- Born: c. 1860 Malabo
- Died: January 3, 1920 (aged 59–60) Barcelona
- Spouse(s): William Vivour
- Parent(s): Napoleon Barleycorn ;
- Relatives: William Barleycorn

= Amelia Barleycorn =

Amelia Barleycorn de Vivour (c. 1860 – January 3, 1920) was a wealthy and socially prominent member of the Krio Fernandino minority in the colony of Spanish Guinea. In 1911, she sued the Spanish government to protect the rights of herself and her fellow Krio Fernandino.
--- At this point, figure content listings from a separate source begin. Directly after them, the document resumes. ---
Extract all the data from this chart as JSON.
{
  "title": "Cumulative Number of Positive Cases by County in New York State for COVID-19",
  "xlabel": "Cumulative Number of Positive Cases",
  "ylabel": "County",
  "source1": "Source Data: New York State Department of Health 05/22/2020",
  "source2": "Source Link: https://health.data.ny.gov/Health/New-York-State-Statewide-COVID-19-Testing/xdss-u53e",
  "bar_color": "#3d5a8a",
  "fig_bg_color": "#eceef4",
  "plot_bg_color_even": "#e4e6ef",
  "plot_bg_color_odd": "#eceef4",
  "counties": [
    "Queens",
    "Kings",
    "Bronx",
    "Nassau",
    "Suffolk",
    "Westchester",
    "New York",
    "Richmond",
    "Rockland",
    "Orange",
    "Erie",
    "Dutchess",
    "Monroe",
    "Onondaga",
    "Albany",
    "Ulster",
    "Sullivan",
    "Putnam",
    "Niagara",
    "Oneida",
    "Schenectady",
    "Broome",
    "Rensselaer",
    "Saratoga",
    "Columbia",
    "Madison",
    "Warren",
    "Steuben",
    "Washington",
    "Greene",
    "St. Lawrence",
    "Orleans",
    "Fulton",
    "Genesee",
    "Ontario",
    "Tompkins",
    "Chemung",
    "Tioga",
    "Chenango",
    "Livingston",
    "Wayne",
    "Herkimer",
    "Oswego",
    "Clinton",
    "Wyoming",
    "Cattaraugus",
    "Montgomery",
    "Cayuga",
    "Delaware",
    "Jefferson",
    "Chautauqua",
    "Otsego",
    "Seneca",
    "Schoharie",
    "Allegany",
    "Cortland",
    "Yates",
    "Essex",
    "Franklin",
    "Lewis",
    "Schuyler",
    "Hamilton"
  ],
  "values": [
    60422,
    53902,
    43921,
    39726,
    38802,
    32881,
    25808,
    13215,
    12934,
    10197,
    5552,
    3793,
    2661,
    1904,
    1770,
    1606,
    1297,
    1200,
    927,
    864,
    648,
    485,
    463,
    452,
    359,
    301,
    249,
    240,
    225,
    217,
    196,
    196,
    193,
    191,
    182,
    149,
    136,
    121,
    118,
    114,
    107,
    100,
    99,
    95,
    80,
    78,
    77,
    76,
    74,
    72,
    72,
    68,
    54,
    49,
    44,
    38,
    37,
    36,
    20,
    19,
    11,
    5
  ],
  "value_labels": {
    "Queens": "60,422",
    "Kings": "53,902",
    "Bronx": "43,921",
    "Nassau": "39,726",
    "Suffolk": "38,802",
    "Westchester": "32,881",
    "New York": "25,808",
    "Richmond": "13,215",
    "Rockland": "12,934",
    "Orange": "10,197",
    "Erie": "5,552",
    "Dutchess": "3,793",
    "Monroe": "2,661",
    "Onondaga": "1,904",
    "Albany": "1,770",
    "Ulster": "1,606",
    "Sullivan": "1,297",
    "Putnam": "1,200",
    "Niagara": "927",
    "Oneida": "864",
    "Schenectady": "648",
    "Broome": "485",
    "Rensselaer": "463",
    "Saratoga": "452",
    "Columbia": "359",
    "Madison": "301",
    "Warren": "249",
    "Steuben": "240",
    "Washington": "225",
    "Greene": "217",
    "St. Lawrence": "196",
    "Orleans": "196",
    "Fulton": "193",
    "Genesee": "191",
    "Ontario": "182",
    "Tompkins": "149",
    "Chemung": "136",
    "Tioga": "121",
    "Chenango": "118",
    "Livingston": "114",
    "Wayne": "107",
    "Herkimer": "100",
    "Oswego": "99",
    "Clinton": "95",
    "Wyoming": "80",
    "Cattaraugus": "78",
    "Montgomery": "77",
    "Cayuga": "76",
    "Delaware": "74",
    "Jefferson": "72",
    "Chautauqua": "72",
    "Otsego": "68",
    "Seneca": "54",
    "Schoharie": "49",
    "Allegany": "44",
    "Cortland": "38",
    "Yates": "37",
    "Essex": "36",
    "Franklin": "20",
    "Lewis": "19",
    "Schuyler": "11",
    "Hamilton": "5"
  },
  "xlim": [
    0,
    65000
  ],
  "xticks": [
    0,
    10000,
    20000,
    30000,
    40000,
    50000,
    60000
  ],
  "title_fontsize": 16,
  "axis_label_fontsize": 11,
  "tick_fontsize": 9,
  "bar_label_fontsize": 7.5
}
Barleycorn was born around 1860 in Santa Isabel (present-day Malabo) on the island of Fernando Pó (present-day Bioko). She was the daughter of Napoleon Barleycorn, an Igbo Methodist minister who settled on the island. In 1882, she married William Allen Vivour, a formerly enslaved Yoruba who became a wealthy planter and trader of palm oil and cocoa on Fernando Pó. After his death in 1890, she became the wealthiest person in Spanish Guinea and the largest plantation owner on the island, with her properties covering 400 hectares. She had homes in Santa Isabel and San Carlos (present-day Luba) and built a large mansion overlooking the bay in San Carlos in 1905. Barleycorn regularly travelled to Europe, renting residences in Islington, London and the exclusive neighborhood of Sarrià-Sant Gervasi in Barcelona.

In 1911, she complained to the Spanish government regarding the Civil Code requirement that Protestant marriages in the territories of Catholic Spain be registered with civil authorities or be invalidated. If applied retroactively, this requirement risked the validity of her marriage and fortune and threatened many other largely Protestant Krio Fernandino. The matter resulted in these marriages being legitimized and paved the way for a process for all Krio Fernandino to obtain Spanish citizenship.